Spark: Support read with settings

ClickHouse / spark-clickhouse-connector

Spark ClickHouse Connector build on DataSourceV2 API

https://clickhouse.com/docs/en/integrations/apache-spark

Apache License 2.0

187 stars 66 forks source link

Spark: Support read with settings #367

Open harryshi10 opened 2 weeks ago

harryshi10 commented 2 weeks ago

Summary

allow read with settings.

close #272

CLAassistant commented 2 weeks ago

Thank you for your submission! We really appreciate it. Like many open source projects, we ask that you sign our Contributor License Agreement before we can accept your contribution.
_{You have signed the CLA already but the status is still pending? Let us recheck it.}

mzitnik commented 1 week ago

@pan3793, do you think we also need to provide write.settings?

pan3793 commented 1 week ago

code change lgtm, would be great if you could provide a test case

pan3793 commented 1 week ago

@pan3793, do you think we also need to provide write.settings?

yes, it could be implemented in another PR.

Additionally, SPARK-36680 (Spark 4.0) provides a more intuitive SQL syntax for this case

SELECT * FROM $t1 WITH (split-size = 5)

harryshi10 commented 1 week ago

sorry I'm still a rookie at Scala. but I will try to write a UT for this new feature

mzitnik commented 1 week ago

@harryshi10 could please sign CLA

harryshi10 commented 6 days ago

@harryshi10 could please sign CLA

done

harryshi10 commented 4 hours ago

code change lgtm, would be great if you could provide a test case

Sorry, I can’t provide a unit test, but here’s a test case I ran locally with PySpark.

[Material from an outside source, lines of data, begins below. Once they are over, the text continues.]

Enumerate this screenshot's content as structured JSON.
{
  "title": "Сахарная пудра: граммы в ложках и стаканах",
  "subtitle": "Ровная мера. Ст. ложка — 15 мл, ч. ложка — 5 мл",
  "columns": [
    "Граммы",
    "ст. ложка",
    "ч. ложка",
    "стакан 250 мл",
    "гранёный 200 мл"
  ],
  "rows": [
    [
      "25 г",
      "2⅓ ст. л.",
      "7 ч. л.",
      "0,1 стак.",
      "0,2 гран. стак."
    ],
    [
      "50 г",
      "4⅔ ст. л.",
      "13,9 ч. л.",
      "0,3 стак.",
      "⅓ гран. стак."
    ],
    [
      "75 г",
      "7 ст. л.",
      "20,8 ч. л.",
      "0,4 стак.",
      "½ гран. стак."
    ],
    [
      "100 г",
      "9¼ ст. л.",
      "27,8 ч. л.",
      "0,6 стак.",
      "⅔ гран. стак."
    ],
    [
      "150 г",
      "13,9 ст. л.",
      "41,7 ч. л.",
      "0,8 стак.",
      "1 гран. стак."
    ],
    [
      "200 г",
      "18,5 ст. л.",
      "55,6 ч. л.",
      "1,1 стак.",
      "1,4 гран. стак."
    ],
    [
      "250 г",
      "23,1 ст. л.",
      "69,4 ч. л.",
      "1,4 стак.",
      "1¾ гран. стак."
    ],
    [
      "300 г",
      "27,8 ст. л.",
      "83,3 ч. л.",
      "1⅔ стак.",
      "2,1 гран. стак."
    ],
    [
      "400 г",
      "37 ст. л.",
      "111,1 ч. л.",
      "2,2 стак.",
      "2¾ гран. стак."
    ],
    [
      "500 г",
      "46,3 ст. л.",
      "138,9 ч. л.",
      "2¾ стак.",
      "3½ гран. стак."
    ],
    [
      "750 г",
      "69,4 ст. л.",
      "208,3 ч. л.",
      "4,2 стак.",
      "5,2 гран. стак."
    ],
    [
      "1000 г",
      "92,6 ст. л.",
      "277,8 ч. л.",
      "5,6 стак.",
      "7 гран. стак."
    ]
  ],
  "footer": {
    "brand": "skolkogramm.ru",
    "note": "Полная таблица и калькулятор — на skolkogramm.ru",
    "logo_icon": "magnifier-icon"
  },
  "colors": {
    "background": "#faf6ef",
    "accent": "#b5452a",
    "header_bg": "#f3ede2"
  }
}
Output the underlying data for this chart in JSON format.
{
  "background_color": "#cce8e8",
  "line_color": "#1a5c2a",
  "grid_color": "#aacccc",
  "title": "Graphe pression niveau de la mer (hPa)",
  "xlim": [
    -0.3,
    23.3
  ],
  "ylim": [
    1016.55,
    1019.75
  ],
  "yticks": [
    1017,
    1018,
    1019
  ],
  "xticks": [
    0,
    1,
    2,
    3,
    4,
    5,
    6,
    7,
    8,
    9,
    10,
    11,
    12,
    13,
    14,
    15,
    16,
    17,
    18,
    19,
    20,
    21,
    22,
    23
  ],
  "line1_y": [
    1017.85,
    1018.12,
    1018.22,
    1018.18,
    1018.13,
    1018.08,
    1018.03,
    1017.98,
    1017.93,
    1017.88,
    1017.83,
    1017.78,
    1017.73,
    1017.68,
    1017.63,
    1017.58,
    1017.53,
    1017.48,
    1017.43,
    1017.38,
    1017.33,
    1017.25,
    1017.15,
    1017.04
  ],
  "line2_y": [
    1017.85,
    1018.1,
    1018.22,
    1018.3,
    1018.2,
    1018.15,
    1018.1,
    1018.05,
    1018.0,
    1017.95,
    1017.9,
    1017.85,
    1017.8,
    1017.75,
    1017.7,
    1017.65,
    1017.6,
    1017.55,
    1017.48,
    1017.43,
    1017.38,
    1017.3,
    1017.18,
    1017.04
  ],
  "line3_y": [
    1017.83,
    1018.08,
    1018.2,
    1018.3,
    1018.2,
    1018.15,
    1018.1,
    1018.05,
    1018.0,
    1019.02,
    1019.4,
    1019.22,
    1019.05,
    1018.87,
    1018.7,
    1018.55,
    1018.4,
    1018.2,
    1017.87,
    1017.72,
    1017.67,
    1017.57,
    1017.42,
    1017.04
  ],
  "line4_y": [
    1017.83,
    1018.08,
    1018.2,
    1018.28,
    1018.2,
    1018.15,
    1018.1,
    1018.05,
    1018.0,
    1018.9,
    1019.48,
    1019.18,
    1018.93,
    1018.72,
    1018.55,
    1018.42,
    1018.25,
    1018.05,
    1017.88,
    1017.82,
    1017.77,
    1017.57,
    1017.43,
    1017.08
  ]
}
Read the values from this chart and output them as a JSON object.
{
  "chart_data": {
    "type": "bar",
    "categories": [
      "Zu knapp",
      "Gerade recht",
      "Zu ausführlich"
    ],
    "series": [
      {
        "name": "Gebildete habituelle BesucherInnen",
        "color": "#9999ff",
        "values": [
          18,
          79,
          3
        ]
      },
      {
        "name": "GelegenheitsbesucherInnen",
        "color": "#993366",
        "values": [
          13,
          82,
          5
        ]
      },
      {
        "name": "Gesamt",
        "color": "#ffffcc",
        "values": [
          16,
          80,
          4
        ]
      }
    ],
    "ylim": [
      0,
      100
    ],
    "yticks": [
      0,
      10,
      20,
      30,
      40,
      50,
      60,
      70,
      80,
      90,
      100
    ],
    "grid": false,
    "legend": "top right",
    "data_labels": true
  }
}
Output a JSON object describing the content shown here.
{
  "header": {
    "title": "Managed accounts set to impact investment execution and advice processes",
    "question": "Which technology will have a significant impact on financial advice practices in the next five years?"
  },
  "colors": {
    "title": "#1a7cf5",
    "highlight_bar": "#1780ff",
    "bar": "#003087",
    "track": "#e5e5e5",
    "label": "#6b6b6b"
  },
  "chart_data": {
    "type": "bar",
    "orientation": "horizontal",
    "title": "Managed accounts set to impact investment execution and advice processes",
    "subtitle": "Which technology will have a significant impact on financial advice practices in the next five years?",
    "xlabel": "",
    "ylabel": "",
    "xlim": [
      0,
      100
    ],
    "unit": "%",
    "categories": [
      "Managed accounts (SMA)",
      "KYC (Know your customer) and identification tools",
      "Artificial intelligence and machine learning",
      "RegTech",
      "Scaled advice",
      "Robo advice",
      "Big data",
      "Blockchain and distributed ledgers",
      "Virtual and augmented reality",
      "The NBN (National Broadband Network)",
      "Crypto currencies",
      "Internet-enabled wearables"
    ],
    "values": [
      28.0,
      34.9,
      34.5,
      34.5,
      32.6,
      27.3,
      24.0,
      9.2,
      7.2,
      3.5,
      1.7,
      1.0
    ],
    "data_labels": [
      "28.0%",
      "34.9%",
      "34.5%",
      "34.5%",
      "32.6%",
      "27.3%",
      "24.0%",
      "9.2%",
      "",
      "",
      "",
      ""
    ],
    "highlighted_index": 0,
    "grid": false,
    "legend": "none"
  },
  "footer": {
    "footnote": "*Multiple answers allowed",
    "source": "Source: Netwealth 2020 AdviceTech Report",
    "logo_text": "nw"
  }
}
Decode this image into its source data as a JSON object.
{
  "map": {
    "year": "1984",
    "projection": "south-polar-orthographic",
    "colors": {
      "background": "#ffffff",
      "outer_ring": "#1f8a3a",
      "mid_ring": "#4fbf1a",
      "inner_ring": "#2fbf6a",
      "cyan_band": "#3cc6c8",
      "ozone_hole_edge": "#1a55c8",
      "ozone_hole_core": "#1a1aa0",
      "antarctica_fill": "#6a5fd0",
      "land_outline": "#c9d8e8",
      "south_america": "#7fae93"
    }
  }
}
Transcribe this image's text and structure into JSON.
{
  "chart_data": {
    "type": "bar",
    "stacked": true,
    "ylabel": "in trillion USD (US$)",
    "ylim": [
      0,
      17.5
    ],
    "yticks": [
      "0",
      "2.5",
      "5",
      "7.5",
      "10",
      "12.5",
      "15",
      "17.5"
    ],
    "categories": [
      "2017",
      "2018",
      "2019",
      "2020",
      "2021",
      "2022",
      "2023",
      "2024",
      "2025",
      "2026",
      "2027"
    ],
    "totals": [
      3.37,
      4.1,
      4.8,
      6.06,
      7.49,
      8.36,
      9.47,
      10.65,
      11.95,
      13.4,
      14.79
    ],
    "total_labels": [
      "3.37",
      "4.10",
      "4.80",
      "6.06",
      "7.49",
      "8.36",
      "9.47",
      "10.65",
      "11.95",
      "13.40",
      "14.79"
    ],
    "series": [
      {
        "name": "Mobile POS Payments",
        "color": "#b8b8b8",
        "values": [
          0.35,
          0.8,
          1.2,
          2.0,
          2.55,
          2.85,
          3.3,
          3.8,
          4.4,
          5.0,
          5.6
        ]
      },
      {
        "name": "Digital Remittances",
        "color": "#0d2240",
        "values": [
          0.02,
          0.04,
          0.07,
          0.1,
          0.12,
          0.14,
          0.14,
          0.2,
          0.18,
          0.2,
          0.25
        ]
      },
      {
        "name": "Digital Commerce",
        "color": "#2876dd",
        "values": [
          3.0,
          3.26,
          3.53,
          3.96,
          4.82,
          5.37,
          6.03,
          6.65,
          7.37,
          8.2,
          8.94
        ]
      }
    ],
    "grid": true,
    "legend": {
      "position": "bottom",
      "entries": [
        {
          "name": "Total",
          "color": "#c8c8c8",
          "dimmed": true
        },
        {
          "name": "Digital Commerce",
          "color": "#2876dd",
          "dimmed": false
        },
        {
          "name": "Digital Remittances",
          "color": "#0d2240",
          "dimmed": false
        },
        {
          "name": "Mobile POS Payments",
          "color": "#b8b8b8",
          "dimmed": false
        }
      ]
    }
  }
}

env - ClickHouse = 24.10.2.80, Spark = 3.5.0

A SummingMergeTree with two records sharing the same key shows duplicates when queried without FINAL, but returns aggregated results when queried with FINAL.

In Spark, setting final=0 or final=1 in spark.clickhouse.read.settings controls whether the results are aggregated or not, with final=0 showing non-aggregated results and final=1 providing aggregated results.

I also tested that adding final=0 or 1 in spark.clickhouse.read.settings has no side effect on other engines, such as MergeTree.